While hunting “Black Death” in Africa, your mind is racing with everything that can go wrong. The cape buffalo was starting his stalk on the hunters at 30 yards.
Three days before, a father and son team decided a cape buff would be a challenge of a lifetime, so the hunt was on. Word came of an old bull running with a cow buffalo in the Limpopo providence and had been spotted. They knew the pair because the cow buff was even more dangerous than the bull for charging people for no reason.
The first week in April, Africa had record amounts of rain to let the African bush explode with foliage and turn green to close in any view to a few yards at a time.
Cobus Van Vuurn had great concern for his clients, so they practiced every scenario possible to take that buff down as soon as possible.
The dad would take the top of the shooting sticks while the son would kneel and use one leg of the sticks to sturdy his shot. It is critical the first shot counts and you don’t stop throwing lead until he is down.
The first day was fruitless from driving and scouting for miles looking for this pair’s tracks. The word came the next morning that a tracker followed the pair of buffs up into the hill country for miles and was back to an extremely thick section of bush to take a break from grazing and the hot African sun.
As Tajaart yelled “Get your guns” and he grabbed the shooting sticks, Zack was loading his rifle. We had two professional hunters to back us up because of the crazy cow’s reputation. As Cobus said, everything will come down in a matter of minutes or seconds.
The shooting sticks stood less than 30 yards from the huge animals with the dad setting his rifle in the sticks; son couldn’t set up from the thick brush as the bull slowly stood and started his stalk on the intruders.
At 22 yards, the bull had his head down starting his charge when he felt the bullet from the .375-caliber rifle enter the center of his chest to drop him to his knees.
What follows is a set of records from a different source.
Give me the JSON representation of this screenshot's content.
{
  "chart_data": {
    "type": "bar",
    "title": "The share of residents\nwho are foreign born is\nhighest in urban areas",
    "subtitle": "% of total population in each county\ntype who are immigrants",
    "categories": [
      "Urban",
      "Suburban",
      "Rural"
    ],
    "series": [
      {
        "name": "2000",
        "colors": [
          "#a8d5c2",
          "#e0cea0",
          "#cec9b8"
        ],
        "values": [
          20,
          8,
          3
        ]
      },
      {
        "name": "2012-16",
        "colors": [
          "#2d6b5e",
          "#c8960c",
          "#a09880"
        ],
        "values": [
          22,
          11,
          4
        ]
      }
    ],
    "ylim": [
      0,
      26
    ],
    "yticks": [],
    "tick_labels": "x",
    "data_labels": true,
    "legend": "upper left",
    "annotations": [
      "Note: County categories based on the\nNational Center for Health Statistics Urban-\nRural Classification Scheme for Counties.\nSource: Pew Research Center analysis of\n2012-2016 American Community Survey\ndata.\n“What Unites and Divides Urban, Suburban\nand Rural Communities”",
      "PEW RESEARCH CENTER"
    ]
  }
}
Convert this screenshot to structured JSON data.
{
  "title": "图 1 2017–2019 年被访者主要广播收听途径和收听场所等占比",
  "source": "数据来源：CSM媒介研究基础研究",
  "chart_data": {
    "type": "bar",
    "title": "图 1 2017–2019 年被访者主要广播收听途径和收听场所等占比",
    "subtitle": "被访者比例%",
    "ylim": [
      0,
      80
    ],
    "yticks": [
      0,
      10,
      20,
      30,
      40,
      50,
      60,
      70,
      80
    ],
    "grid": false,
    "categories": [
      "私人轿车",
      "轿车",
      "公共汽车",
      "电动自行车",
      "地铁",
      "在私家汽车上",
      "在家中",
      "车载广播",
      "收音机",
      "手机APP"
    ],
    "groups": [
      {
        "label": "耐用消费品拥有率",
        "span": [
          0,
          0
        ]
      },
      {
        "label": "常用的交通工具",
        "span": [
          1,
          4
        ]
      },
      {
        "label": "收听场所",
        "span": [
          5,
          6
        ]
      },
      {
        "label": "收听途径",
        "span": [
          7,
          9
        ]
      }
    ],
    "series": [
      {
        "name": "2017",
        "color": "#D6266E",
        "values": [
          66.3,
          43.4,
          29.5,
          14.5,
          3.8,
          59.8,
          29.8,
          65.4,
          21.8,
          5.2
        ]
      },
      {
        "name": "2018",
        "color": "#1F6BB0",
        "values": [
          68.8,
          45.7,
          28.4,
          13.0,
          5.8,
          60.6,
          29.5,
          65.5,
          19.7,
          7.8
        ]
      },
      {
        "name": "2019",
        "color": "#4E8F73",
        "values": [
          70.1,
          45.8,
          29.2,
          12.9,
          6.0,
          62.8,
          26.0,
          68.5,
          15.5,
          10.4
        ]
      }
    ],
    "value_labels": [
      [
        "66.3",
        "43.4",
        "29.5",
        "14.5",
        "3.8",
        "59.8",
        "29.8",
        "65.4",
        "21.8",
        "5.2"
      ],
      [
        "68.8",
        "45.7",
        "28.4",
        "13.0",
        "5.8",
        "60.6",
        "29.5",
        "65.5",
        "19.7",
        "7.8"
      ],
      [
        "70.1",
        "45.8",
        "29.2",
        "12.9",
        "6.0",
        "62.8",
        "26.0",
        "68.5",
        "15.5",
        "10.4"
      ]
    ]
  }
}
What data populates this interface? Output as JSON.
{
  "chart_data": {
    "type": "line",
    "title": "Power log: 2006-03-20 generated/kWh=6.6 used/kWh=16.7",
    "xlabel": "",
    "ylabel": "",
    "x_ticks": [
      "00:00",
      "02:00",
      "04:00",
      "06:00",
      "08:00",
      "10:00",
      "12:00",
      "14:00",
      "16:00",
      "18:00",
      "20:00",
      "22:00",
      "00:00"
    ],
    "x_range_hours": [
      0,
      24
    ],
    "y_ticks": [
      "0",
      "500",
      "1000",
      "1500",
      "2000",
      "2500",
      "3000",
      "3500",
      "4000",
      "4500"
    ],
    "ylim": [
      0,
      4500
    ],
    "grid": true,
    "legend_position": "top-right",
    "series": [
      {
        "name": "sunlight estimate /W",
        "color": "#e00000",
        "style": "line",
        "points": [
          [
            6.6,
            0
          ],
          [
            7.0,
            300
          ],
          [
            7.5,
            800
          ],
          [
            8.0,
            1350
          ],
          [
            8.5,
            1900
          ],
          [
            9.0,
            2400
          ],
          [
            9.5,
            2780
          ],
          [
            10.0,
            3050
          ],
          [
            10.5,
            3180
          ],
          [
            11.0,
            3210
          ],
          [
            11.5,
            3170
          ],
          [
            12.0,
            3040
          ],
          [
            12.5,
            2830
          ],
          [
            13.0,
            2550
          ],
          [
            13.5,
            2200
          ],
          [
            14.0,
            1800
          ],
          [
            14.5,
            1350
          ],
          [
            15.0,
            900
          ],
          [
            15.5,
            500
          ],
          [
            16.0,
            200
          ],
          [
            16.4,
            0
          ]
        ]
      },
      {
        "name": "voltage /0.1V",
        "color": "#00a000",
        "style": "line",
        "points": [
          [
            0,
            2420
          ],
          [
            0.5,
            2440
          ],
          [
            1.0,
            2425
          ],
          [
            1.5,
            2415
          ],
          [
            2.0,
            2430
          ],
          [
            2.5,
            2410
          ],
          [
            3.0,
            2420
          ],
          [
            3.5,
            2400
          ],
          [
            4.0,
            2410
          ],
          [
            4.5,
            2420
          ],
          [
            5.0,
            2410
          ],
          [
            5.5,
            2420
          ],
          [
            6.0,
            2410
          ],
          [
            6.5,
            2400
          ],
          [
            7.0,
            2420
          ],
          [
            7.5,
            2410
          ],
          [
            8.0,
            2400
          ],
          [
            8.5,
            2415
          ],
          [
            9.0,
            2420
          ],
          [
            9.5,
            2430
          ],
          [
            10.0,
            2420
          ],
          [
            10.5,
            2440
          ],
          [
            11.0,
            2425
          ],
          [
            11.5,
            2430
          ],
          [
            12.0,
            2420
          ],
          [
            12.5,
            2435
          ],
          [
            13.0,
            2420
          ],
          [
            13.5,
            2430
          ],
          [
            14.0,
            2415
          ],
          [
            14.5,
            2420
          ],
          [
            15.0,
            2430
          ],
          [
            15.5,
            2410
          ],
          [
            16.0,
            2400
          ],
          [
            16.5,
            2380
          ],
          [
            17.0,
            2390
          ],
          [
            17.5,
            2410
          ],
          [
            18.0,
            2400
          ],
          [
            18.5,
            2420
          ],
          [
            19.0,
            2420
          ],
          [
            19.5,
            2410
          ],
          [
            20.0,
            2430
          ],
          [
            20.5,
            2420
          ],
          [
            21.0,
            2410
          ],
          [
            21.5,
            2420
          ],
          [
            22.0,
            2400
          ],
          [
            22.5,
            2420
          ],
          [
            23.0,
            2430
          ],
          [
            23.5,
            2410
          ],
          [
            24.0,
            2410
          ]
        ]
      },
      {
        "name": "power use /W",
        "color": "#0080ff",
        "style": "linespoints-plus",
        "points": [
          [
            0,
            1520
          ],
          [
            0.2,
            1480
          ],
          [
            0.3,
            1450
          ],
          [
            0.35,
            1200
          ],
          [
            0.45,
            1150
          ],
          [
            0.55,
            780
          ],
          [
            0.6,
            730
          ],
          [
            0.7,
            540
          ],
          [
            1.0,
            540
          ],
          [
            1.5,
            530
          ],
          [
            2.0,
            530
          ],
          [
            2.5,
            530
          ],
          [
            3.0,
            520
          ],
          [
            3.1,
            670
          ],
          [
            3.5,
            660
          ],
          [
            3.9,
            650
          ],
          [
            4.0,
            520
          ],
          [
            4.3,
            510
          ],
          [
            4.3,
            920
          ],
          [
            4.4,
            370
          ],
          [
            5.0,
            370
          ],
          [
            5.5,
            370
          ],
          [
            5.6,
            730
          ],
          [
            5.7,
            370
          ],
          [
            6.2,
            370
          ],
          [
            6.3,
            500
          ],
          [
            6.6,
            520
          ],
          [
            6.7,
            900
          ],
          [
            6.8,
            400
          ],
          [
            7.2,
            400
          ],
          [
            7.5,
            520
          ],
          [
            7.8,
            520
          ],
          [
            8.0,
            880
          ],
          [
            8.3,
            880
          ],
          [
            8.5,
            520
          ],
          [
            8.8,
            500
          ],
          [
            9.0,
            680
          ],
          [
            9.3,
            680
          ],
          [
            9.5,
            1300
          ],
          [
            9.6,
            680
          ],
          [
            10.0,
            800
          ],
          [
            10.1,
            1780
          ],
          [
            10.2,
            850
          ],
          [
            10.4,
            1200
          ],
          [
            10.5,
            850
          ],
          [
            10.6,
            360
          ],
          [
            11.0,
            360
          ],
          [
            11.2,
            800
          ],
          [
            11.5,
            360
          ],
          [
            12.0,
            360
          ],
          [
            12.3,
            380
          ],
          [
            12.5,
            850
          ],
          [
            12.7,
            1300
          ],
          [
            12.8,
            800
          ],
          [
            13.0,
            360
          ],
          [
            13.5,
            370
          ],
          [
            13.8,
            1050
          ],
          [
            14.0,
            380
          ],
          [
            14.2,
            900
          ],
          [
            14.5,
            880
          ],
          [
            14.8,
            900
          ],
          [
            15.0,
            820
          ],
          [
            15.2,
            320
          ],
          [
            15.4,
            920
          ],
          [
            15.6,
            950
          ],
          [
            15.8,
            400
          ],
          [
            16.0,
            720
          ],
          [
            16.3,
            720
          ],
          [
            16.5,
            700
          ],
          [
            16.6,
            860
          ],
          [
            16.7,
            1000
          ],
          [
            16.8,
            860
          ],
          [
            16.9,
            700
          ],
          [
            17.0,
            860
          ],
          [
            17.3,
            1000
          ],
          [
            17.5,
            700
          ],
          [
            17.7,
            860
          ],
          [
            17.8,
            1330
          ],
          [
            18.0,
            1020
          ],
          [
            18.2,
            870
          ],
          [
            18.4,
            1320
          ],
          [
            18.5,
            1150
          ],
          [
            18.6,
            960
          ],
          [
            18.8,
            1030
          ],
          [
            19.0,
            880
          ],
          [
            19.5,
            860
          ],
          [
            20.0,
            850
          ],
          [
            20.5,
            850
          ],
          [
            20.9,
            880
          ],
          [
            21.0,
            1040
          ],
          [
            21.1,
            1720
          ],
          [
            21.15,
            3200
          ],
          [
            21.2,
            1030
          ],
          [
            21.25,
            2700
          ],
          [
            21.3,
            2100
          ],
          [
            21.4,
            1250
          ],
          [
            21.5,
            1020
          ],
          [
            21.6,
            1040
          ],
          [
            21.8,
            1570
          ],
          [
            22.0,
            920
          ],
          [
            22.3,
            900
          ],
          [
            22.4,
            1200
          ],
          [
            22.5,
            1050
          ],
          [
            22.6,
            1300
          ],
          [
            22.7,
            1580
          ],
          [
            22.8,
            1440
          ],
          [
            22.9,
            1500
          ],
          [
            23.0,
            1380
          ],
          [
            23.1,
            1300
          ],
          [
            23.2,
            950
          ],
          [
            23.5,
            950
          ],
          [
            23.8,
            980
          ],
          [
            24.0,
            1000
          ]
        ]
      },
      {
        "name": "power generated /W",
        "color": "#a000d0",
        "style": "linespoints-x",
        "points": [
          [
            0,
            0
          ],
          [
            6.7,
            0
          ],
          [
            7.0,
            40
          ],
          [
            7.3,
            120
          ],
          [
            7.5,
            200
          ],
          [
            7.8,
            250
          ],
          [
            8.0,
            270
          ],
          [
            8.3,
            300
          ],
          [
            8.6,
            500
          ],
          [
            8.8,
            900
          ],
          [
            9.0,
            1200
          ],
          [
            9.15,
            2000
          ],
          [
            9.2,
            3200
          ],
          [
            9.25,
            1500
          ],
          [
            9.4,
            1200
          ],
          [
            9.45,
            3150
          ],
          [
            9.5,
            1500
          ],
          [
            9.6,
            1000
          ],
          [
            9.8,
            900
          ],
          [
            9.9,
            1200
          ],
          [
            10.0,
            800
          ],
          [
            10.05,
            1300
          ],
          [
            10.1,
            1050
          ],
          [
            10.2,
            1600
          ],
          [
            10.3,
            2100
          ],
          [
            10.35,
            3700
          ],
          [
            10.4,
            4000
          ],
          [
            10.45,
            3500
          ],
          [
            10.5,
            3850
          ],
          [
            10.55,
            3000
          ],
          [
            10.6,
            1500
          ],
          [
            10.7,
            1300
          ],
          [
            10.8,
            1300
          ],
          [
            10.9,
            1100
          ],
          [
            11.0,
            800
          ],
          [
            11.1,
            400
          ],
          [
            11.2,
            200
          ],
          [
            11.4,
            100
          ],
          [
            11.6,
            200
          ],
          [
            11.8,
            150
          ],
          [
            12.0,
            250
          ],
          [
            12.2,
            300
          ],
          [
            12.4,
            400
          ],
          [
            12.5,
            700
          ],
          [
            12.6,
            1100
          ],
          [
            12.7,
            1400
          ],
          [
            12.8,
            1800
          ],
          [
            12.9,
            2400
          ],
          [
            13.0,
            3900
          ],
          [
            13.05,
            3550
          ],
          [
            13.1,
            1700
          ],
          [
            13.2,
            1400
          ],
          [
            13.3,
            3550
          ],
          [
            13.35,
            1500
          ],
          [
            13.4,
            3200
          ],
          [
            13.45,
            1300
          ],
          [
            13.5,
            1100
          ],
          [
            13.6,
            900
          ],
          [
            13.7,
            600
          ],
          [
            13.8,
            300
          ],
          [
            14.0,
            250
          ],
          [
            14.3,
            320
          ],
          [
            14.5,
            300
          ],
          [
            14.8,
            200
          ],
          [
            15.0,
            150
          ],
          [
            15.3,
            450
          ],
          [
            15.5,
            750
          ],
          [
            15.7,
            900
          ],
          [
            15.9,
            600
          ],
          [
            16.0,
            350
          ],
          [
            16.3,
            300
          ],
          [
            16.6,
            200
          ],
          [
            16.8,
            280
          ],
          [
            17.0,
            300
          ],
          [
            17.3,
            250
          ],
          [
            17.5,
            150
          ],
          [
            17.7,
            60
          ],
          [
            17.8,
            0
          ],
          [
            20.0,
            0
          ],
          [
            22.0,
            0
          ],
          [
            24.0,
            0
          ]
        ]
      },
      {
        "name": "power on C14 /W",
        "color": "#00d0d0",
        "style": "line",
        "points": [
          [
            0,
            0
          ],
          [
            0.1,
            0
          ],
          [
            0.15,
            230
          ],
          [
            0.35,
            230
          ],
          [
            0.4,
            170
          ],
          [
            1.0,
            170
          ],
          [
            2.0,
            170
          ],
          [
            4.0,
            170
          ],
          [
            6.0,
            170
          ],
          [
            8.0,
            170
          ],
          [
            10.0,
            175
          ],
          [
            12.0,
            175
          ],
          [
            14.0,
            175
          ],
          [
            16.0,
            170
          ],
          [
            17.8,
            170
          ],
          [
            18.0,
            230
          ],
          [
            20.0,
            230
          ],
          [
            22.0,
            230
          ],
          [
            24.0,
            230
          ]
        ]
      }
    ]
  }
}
In split seconds, he stood to retreat, going about 50 yards to go down with brush around him. The PHs with father and son approached with the most danger in their lives 20 feet in front of them. The son automatically fired his weapon to keep the bull down forever.
They all stood guard for eternity waiting for the crazy cow’s return to avenge her mate’s death bellow.
The team effort produced a 36-inch Cape Buffalo bull that weighed more than 2,000 pounds with a major trophy on his head.
Kudu, the gray ghost of Africa is one of the most elusive animals in Africa, blending into the African bush so well the best trackers will overlook them. A Kudu bull was on the list of a young man’s dream while he was scouting for miles and days.
After spotting several cows in groups, a lone bull — keeping to himself in thick bush — was spotted and the stalk was on. The PH and young hunter stalked up within 50 yards and when the perfect shot was placed, he stood for a few seconds to go straight down, not taking another step.
The horns will measure up to 50 inches long. The young man glowed with pride. During this eight-day hunt the son took a trophy kudu and dad took a blessbuck, gemsbuck and waterbuck.
Words can’t describe the pride a father has for his son at a time like this. Seth Bayless, I’m proud you’re my boy!